Corrupt Pentagon Has Never Passed a Single Audit
|January 9, 2007||Posted by Staff under Archive, Progress Report, The Progress Report|
Military Failure Rate is 100%
Taxpayers for Common Sense is the best organization that monitors excessive government spending. Here is their latest news update.
WHY CAN’T THE PENTAGON PASS AN AUDIT? The Pentagons accounting records are so convoluted and corrupt that billions of dollars cannot be accounted for, charges a new government report.
In fact, no major part of the Department of Defense (DOD) has ever passed an audit, according to recent congressional testimony by the non-partisan U.S. General Accounting Office (GAO), the investigative arm of Congress.
The Pentagon admitted that flawed business systems and practices are common within the agency and said it would take “decades” to get all of the agency books in order.
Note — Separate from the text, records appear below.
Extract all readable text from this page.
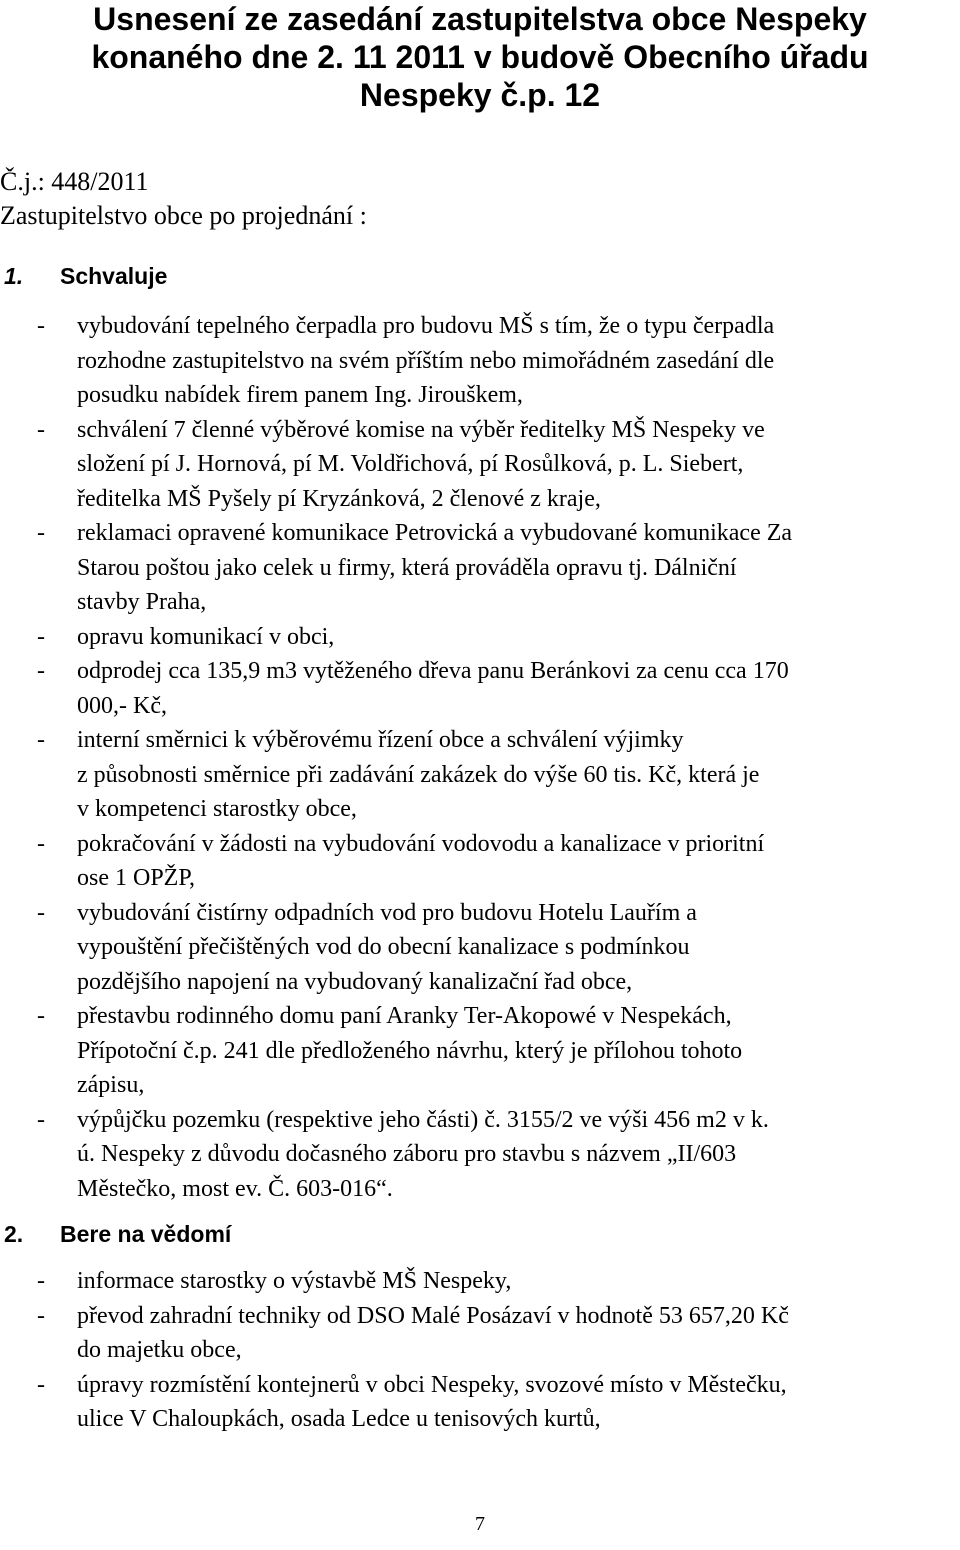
Usnesení ze zasedání zastupitelstva obce Nespeky
konaného dne 2. 11 2011 v budově Obecního úřadu
Nespeky č.p. 12
Č.j.: 448/2011
Zastupitelstvo obce po projednání :
1. Schvaluje
- vybudování tepelného čerpadla pro budovu MŠ s tím, že o typu čerpadla
rozhodne zastupitelstvo na svém příštím nebo mimořádném zasedání dle
posudku nabídek firem panem Ing. Jirouškem,
- schválení 7 členné výběrové komise na výběr ředitelky MŠ Nespeky ve
složení pí J. Hornová, pí M. Voldřichová, pí Rosůlková, p. L. Siebert,
ředitelka MŠ Pyšely pí Kryzánková, 2 členové z kraje,
- reklamaci opravené komunikace Petrovická a vybudované komunikace Za
Starou poštou jako celek u firmy, která prováděla opravu tj. Dálniční
stavby Praha,
- opravu komunikací v obci,
- odprodej cca 135,9 m3 vytěženého dřeva panu Beránkovi za cenu cca 170
000,- Kč,
- interní směrnici k výběrovému řízení obce a schválení výjimky
z působnosti směrnice při zadávání zakázek do výše 60 tis. Kč, která je
v kompetenci starostky obce,
- pokračování v žádosti na vybudování vodovodu a kanalizace v prioritní
ose 1 OPŽP,
- vybudování čistírny odpadních vod pro budovu Hotelu Lauřím a
vypouštění přečištěných vod do obecní kanalizace s podmínkou
pozdějšího napojení na vybudovaný kanalizační řad obce,
- přestavbu rodinného domu paní Aranky Ter-Akopowé v Nespekách,
Přípotoční č.p. 241 dle předloženého návrhu, který je přílohou tohoto
zápisu,
- výpůjčku pozemku (respektive jeho části) č. 3155/2 ve výši 456 m2 v k.
ú. Nespeky z důvodu dočasného záboru pro stavbu s názvem „II/603
Městečko, most ev. Č. 603-016“.
2. Bere na vědomí
- informace starostky o výstavbě MŠ Nespeky,
- převod zahradní techniky od DSO Malé Posázaví v hodnotě 53 657,20 Kč
do majetku obce,
- úpravy rozmístění kontejnerů v obci Nespeky, svozové místo v Městečku,
ulice V Chaloupkách, osada Ledce u tenisových kurtů,
7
Accounting problems led the GAO in 1995 to put DOD financial management on GAOs list of agencies that are at high-risk of waste, fraud, abuse, and mismanagement.
Some of the GAOs findings are astonishing:
- About 58 percent of the material the Pentagon possesses ($36.9 billion worth) are items it does not need.
- Over the past three years, the Navy lost track of $3 billion in equipment and other items.
- At one distribution center for the Navy, there was a backlog of over 122,000 items that had not been properly processed, leading the Navy to purchase items it didnt need.
- The $600 billion Pentagon inventory of weapons systems and other items failed to include nearly $6 billion in Army communications defense equipment, $7.6 billion in Navy aircraft engines and about $7 billion in Air Force electronic pods that attach to warplanes.
The GAO testimony follows a March report by the office of the Defense Departments Inspector General that concluded that the Pentagons books were in such disarray that they couldnt be audited.
In fact, the Pentagons books are in such poor shape that the militarys money managers last year made almost $7 trillion in adjustments to their financial ledgers in an attempt in make them add up.
The Inspector General also concluded the Pentagon could not show receipts for $2.3 trillion of those changes and half a trillion dollars of the adjustments were corrections of earlier mistakes.
The Pentagon is not alone: Only 11 of 24 big federal agencies could produce reliable financial statements for last fiscal year.
Individual taxpayers must be prepared to pass an audit. There are no exceptions. Failure can lead to fines or even prison. It is high time Congress demanded the same level of accountability from the Pentagon and other high-risk agencies.